Anyone with an electric scooter or wheelchair needs to make sure it is charged. Running out of power literally stops you where you are. And there’s nothing you can do to remedy this other than ask people to push you to the nearest outlet.

Accessible Hotel#

This should go without saying, but it needs to be said anyway: the hotels you recommend to your event attendees should be fully accessible, They must have all of the above (curb cuts, ramps, elevators, automatic doors) – And They should also have accessible rooms. This means that it should be easy to enter and exit that room. There should be enough room for wheelchairs to move indoors and for roll-in showers with shower seats. Feather Very little They should have shower seats that are accessible to your room.

(Many thanks to my colleagues this week for not commenting on a year of unwanted hair, because I didn’t have the ability to climb into the tub, get out of the tub, or stand in the shower, and wasn’t in my hotel room.) housing for me.)

Accessible and nearby dining, toilets, and other facilities within buildings#

One of the hardest things for me at previous events, when I was only using a cane, was to travel long distances within a venue to attend lunch or sessions.

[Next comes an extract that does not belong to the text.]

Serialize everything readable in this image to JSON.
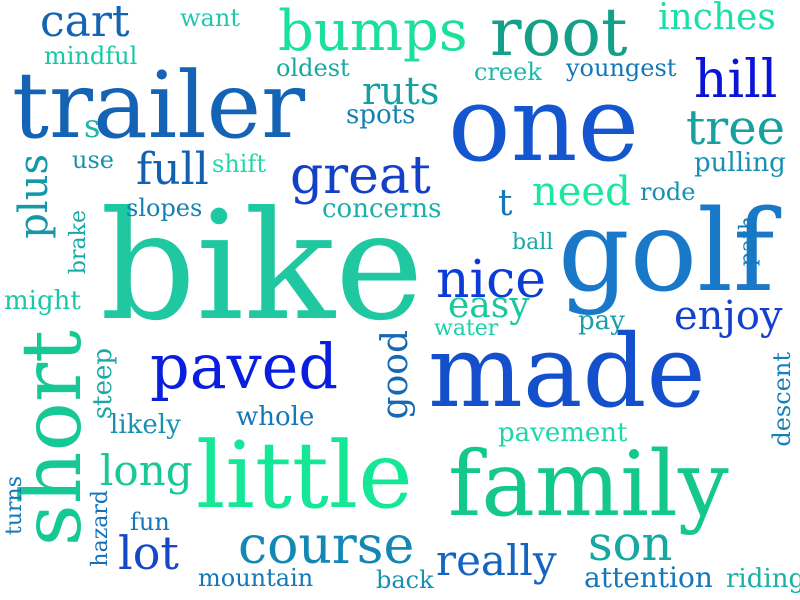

Please remember that not all people with mobility problems are using motorized equipment. People with canes and walkers may find distance to be a deterrent to attending parts of the event.

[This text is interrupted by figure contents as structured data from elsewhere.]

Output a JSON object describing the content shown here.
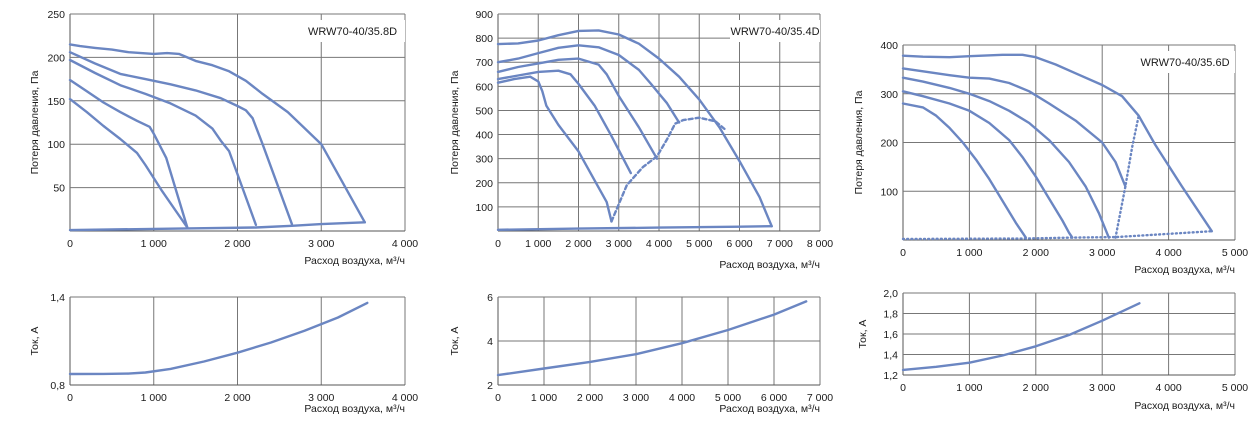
{
  "colors": {
    "curve": "#6b86c2",
    "grid": "#777777",
    "label_bg": "#ffffff"
  },
  "chart_data": [
    {
      "type": "line",
      "role": "pressure",
      "model": "WRW70-40/35.8D",
      "xlabel": "Расход воздуха, м³/ч",
      "ylabel": "Потеря давления, Па",
      "xlim": [
        0,
        4000
      ],
      "ylim": [
        0,
        250
      ],
      "grid": true,
      "xticks": [
        0,
        1000,
        2000,
        3000,
        4000
      ],
      "xtick_labels": [
        "0",
        "1 000",
        "2 000",
        "3 000",
        "4 000"
      ],
      "yticks": [
        50,
        100,
        150,
        200,
        250
      ],
      "ytick_labels": [
        "50",
        "100",
        "150",
        "200",
        "250"
      ],
      "series": [
        {
          "x": [
            0,
            120,
            300,
            500,
            700,
            1000,
            1160,
            1300,
            1400,
            1500,
            1700,
            1900,
            2100,
            2300,
            2600,
            3000,
            3520
          ],
          "y": [
            215,
            213,
            211,
            209,
            206,
            204,
            205,
            204,
            200,
            196,
            191,
            184,
            173,
            158,
            137,
            100,
            10
          ]
        },
        {
          "x": [
            0,
            300,
            600,
            900,
            1200,
            1500,
            1800,
            2000,
            2100,
            2180,
            2300,
            2650
          ],
          "y": [
            206,
            193,
            181,
            175,
            169,
            162,
            153,
            144,
            139,
            130,
            100,
            8
          ]
        },
        {
          "x": [
            0,
            300,
            600,
            900,
            1200,
            1500,
            1700,
            1800,
            1900,
            2220
          ],
          "y": [
            197,
            182,
            168,
            158,
            147,
            133,
            118,
            104,
            92,
            7
          ]
        },
        {
          "x": [
            0,
            200,
            400,
            600,
            800,
            950,
            1000,
            1150,
            1400
          ],
          "y": [
            174,
            161,
            148,
            137,
            127,
            120,
            112,
            84,
            4
          ]
        },
        {
          "x": [
            0,
            200,
            400,
            600,
            700,
            800,
            900,
            1100,
            1400
          ],
          "y": [
            152,
            137,
            121,
            106,
            98,
            90,
            76,
            46,
            4
          ]
        },
        {
          "x": [
            0,
            1400,
            2220,
            2650,
            3000,
            3520
          ],
          "y": [
            1,
            3,
            4,
            6,
            8,
            10
          ]
        }
      ]
    },
    {
      "type": "line",
      "role": "current",
      "xlabel": "Расход воздуха, м³/ч",
      "ylabel": "Ток, А",
      "xlim": [
        0,
        4000
      ],
      "ylim": [
        0.8,
        1.4
      ],
      "grid": true,
      "xticks": [
        0,
        1000,
        2000,
        3000,
        4000
      ],
      "xtick_labels": [
        "0",
        "1 000",
        "2 000",
        "3 000",
        "4 000"
      ],
      "yticks": [
        0.8,
        1.4
      ],
      "ytick_labels": [
        "0,8",
        "1,4"
      ],
      "series": [
        {
          "x": [
            0,
            400,
            700,
            900,
            1200,
            1600,
            2000,
            2400,
            2800,
            3200,
            3550
          ],
          "y": [
            0.875,
            0.876,
            0.878,
            0.885,
            0.91,
            0.96,
            1.02,
            1.09,
            1.17,
            1.26,
            1.36
          ]
        }
      ]
    },
    {
      "type": "line",
      "role": "pressure",
      "model": "WRW70-40/35.4D",
      "xlabel": "Расход воздуха, м³/ч",
      "ylabel": "Потеря давления, Па",
      "xlim": [
        0,
        8000
      ],
      "ylim": [
        0,
        900
      ],
      "grid": true,
      "xticks": [
        0,
        1000,
        2000,
        3000,
        4000,
        5000,
        6000,
        7000,
        8000
      ],
      "xtick_labels": [
        "0",
        "1 000",
        "2 000",
        "3 000",
        "4 000",
        "5 000",
        "6 000",
        "7 000",
        "8 000"
      ],
      "yticks": [
        100,
        200,
        300,
        400,
        500,
        600,
        700,
        800,
        900
      ],
      "ytick_labels": [
        "100",
        "200",
        "300",
        "400",
        "500",
        "600",
        "700",
        "800",
        "900"
      ],
      "series": [
        {
          "x": [
            0,
            500,
            1000,
            1500,
            2000,
            2500,
            3000,
            3500,
            4000,
            4500,
            5000,
            5500,
            6000,
            6500,
            6800
          ],
          "y": [
            775,
            778,
            790,
            812,
            830,
            832,
            815,
            777,
            715,
            640,
            545,
            430,
            290,
            140,
            20
          ]
        },
        {
          "x": [
            0,
            500,
            1000,
            1500,
            2000,
            2500,
            3000,
            3500,
            3800,
            4000,
            4200,
            4500
          ],
          "y": [
            700,
            715,
            738,
            760,
            770,
            762,
            730,
            668,
            610,
            570,
            530,
            450
          ]
        },
        {
          "x": [
            0,
            500,
            1000,
            1500,
            2000,
            2500,
            2700,
            3000,
            3500,
            3950
          ],
          "y": [
            660,
            680,
            695,
            710,
            715,
            690,
            650,
            560,
            430,
            300
          ]
        },
        {
          "x": [
            0,
            500,
            1000,
            1500,
            1800,
            2000,
            2400,
            2800,
            3300
          ],
          "y": [
            630,
            645,
            660,
            665,
            650,
            610,
            520,
            400,
            240
          ]
        },
        {
          "x": [
            0,
            400,
            800,
            1000,
            1100,
            1200,
            1500,
            2000,
            2500,
            2700,
            2820
          ],
          "y": [
            615,
            630,
            640,
            620,
            580,
            520,
            440,
            330,
            180,
            120,
            40
          ]
        },
        {
          "x": [
            2820,
            3200,
            3600,
            3950,
            4200,
            4400,
            4600,
            5000,
            5400,
            5650
          ],
          "y": [
            40,
            190,
            265,
            310,
            380,
            445,
            460,
            470,
            455,
            420
          ],
          "dash": [
            0.46,
            0.54
          ]
        },
        {
          "x": [
            0,
            2000,
            4000,
            6000,
            6800
          ],
          "y": [
            5,
            10,
            14,
            18,
            20
          ]
        }
      ]
    },
    {
      "type": "line",
      "role": "current",
      "xlabel": "Расход воздуха, м³/ч",
      "ylabel": "Ток, А",
      "xlim": [
        0,
        7000
      ],
      "ylim": [
        2,
        6
      ],
      "grid": true,
      "xticks": [
        0,
        1000,
        2000,
        3000,
        4000,
        5000,
        6000,
        7000
      ],
      "xtick_labels": [
        "0",
        "1 000",
        "2 000",
        "3 000",
        "4 000",
        "5 000",
        "6 000",
        "7 000"
      ],
      "yticks": [
        2,
        4,
        6
      ],
      "ytick_labels": [
        "2",
        "4",
        "6"
      ],
      "series": [
        {
          "x": [
            0,
            1000,
            2000,
            3000,
            4000,
            5000,
            6000,
            6700
          ],
          "y": [
            2.45,
            2.75,
            3.05,
            3.4,
            3.9,
            4.5,
            5.2,
            5.8
          ]
        }
      ]
    },
    {
      "type": "line",
      "role": "pressure",
      "model": "WRW70-40/35.6D",
      "xlabel": "Расход воздуха, м³/ч",
      "ylabel": "Потеря давления, Па",
      "xlim": [
        0,
        5000
      ],
      "ylim": [
        0,
        400
      ],
      "grid": true,
      "xticks": [
        0,
        1000,
        2000,
        3000,
        4000,
        5000
      ],
      "xtick_labels": [
        "0",
        "1 000",
        "2 000",
        "3 000",
        "4 000",
        "5 000"
      ],
      "yticks": [
        100,
        200,
        300,
        400
      ],
      "ytick_labels": [
        "100",
        "200",
        "300",
        "400"
      ],
      "series": [
        {
          "x": [
            0,
            300,
            700,
            1000,
            1500,
            1800,
            2000,
            2300,
            2600,
            3000,
            3300,
            3550,
            3800,
            4200,
            4650
          ],
          "y": [
            378,
            376,
            375,
            377,
            380,
            380,
            375,
            360,
            342,
            318,
            295,
            255,
            195,
            110,
            18
          ]
        },
        {
          "x": [
            0,
            300,
            700,
            1000,
            1300,
            1600,
            1900,
            2200,
            2600,
            3000,
            3200,
            3350
          ],
          "y": [
            352,
            346,
            338,
            333,
            331,
            322,
            305,
            280,
            245,
            200,
            160,
            110
          ]
        },
        {
          "x": [
            0,
            300,
            700,
            1000,
            1300,
            1600,
            1900,
            2200,
            2500,
            2750,
            2950,
            3100
          ],
          "y": [
            333,
            325,
            312,
            300,
            285,
            265,
            240,
            205,
            160,
            110,
            55,
            5
          ]
        },
        {
          "x": [
            0,
            300,
            700,
            1000,
            1300,
            1600,
            1800,
            2000,
            2200,
            2400,
            2500,
            2550
          ],
          "y": [
            305,
            295,
            280,
            265,
            240,
            205,
            170,
            130,
            85,
            40,
            15,
            5
          ]
        },
        {
          "x": [
            0,
            300,
            500,
            700,
            900,
            1100,
            1300,
            1500,
            1700,
            1850
          ],
          "y": [
            280,
            272,
            255,
            230,
            200,
            165,
            125,
            80,
            35,
            5
          ]
        },
        {
          "x": [
            3200,
            3350,
            3450,
            3550
          ],
          "y": [
            5,
            110,
            190,
            255
          ],
          "dash": [
            0.0,
            1.0
          ]
        },
        {
          "x": [
            0,
            1850,
            2550,
            3200,
            4650
          ],
          "y": [
            2,
            3,
            5,
            6,
            18
          ],
          "dash": [
            0.0,
            0.55
          ]
        }
      ]
    },
    {
      "type": "line",
      "role": "current",
      "xlabel": "Расход воздуха, м³/ч",
      "ylabel": "Ток, А",
      "xlim": [
        0,
        5000
      ],
      "ylim": [
        1.2,
        2.0
      ],
      "grid": true,
      "xticks": [
        0,
        1000,
        2000,
        3000,
        4000,
        5000
      ],
      "xtick_labels": [
        "0",
        "1 000",
        "2 000",
        "3 000",
        "4 000",
        "5 000"
      ],
      "yticks": [
        1.2,
        1.4,
        1.6,
        1.8,
        2.0
      ],
      "ytick_labels": [
        "1,2",
        "1,4",
        "1,6",
        "1,8",
        "2,0"
      ],
      "series": [
        {
          "x": [
            0,
            500,
            1000,
            1500,
            2000,
            2500,
            3000,
            3560
          ],
          "y": [
            1.25,
            1.28,
            1.32,
            1.39,
            1.48,
            1.59,
            1.73,
            1.9
          ]
        }
      ]
    }
  ]
}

In addition to the essentials, it would be great to have the following:

  • A list of local restaurants and shops that are accessible and distance from them.
  • List of local stores that are accessible and distance from them (such as pharmacies and souvenir shops).
  • A number to call for assistance in case of any problem.
  • An Accessibility Coordinator designated for each day of your event who can be called or texted in case of emergency.

The most important thing to remember is that All Your attendees should have access to similar experiences. No one should be left out of any part of your event because they cannot physically reach the location.